Havia um paisano encarregado de lidar com o pessoal da imprensa; era o Augusto de Lima Júnior, o Liminha, filho do bom poeta de “Plenilúnio de Maio em Montanhas de Minas”, irmão do excelente delegado de polícia e pintor Renato Lima.
Desafeto dos Melo Franco, o Liminha resolveu sabotar o repórter do único jornal mineiro presente a Ouro Preto. Negava-me desdenhosamente todas as informações, programas, cópias de discursos etc, que fornecia aos meus colegas de imprensa carioca. Negou-me um lugar à mesa no grande banquete, quando todos os outros jornalistas eram convidados. E quando tentei me aproximar do ministro para uma entrevista, o Liminha interpôs-se rudemente, dizendo que o almirante não tinha declarações a fazer, e me convidando a sair do recinto.
Eu tinha apenas (que saudade!) 20 anos, mas já fora até correspondente de guerra (no ano anterior, durante a Revolução Constitucionalista, na Mantiqueira) e, embora muito tímido, não me deixaria passar para trás tão facilmente. Arranjei condução própria para acompanhar a caravana; metia-me em toda parte sem ser convidado; convenci um funcionário dos telégrafos a me mostrar os textos de todos os despachos mandados pelos outros repórteres, entrei como "penetra" no baile e assisti de pé ao banquete.

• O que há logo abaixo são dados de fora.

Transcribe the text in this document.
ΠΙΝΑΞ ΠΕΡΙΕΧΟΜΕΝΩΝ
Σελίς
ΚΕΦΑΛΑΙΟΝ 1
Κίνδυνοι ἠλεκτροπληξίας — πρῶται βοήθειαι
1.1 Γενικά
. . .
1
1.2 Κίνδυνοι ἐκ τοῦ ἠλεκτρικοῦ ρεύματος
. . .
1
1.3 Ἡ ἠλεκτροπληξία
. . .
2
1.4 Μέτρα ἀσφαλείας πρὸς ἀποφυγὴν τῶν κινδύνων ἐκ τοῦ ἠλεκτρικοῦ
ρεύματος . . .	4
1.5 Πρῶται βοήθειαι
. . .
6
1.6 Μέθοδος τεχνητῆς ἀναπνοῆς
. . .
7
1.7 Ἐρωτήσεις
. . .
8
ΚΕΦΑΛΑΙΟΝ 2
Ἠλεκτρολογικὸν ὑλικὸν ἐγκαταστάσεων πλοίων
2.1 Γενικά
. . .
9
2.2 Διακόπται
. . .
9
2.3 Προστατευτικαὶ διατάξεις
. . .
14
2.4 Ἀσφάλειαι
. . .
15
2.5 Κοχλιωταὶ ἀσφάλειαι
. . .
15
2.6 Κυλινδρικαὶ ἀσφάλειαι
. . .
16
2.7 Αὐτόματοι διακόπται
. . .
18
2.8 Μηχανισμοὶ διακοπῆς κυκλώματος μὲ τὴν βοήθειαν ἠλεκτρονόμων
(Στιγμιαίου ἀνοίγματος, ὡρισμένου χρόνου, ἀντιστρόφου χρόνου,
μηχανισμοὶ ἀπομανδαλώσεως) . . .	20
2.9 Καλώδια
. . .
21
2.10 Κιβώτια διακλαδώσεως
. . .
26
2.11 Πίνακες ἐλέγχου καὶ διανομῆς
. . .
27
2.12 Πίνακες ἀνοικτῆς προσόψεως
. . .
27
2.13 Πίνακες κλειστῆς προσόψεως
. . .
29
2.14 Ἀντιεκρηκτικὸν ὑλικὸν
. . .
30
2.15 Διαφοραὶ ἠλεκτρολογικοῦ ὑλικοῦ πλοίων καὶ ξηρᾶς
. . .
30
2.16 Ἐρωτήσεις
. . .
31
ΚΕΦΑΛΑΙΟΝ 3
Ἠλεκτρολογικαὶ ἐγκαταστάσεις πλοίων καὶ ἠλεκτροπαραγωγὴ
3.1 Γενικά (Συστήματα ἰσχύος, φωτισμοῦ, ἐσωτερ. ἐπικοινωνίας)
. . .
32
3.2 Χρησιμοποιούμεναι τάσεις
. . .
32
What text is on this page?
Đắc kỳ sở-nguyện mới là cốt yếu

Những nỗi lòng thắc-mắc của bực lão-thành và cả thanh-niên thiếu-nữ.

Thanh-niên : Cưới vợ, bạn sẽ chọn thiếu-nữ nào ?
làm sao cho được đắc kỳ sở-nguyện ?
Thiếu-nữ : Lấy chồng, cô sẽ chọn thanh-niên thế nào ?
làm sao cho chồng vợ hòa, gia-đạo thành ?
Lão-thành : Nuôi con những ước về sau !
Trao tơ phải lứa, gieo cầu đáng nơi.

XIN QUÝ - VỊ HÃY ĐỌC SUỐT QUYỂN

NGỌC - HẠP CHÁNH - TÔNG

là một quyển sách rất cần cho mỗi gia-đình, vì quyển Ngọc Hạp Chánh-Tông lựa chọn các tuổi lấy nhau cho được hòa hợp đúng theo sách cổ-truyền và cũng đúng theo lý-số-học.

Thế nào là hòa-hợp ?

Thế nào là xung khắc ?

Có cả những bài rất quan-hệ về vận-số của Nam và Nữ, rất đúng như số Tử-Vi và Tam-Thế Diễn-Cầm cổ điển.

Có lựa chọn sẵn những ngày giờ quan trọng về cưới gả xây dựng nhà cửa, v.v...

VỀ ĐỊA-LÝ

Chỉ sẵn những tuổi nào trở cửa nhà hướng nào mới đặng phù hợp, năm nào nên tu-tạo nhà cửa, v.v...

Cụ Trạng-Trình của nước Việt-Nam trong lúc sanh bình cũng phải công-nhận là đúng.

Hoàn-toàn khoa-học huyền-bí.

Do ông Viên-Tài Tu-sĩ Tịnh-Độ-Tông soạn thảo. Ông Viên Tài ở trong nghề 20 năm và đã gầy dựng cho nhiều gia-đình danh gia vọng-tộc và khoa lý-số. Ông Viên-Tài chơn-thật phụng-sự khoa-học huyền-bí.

Em resumo — fiz meu serviço. E em certo momento consegui fazer uma pergunta ao ministro: que achava ele da idéia, então aventada romanticamente, de se instalar a Constituinte Nacional em Ouro Preto? O simpático almirante era contra (e isto eu sabia) a instalação de qualquer Constituinte, e respondeu de brincadeira: “Acho que a Constituinte devia ser instalada no Quartel dos Fuzileiros Navais do Rio...”
Precipitou-se o Liminha a interromper minha entrevista, e dois oficiais me explicaram que aquilo era uma boutade do ministro, que eu não deveria publicar.
Publiquei, está visto — e o resultado foi que a recepção à comitiva em Belo Horizonte foi a mais fria possível, em ambiente de verdadeiro mal-estar. Além disto, irritado como estava, contei vários detalhes pitorescos, como o fato de um jovem oficial ter assumido a regência da orquestra durante o baile, e a senhora Maria Eugênia Celso, convidada de honra pelos seus méritos de escritora e por ser neta do último ministro da Marinha do Império, o Visconde de Ouro Preto, ter recitado seu poema caipira "Meu Home" depois do brinde oficial ao Presidente da República, no banquete. Fiz, em resumo, uma crônica irreverente e mesmo leviana, mas totalmente verdadeira. Tenho a idéia de que falei mal até dos santos barrocos, e disse que o Almirante Graça Aranha tinha cara de irmão de romancista, uma bobagem assim.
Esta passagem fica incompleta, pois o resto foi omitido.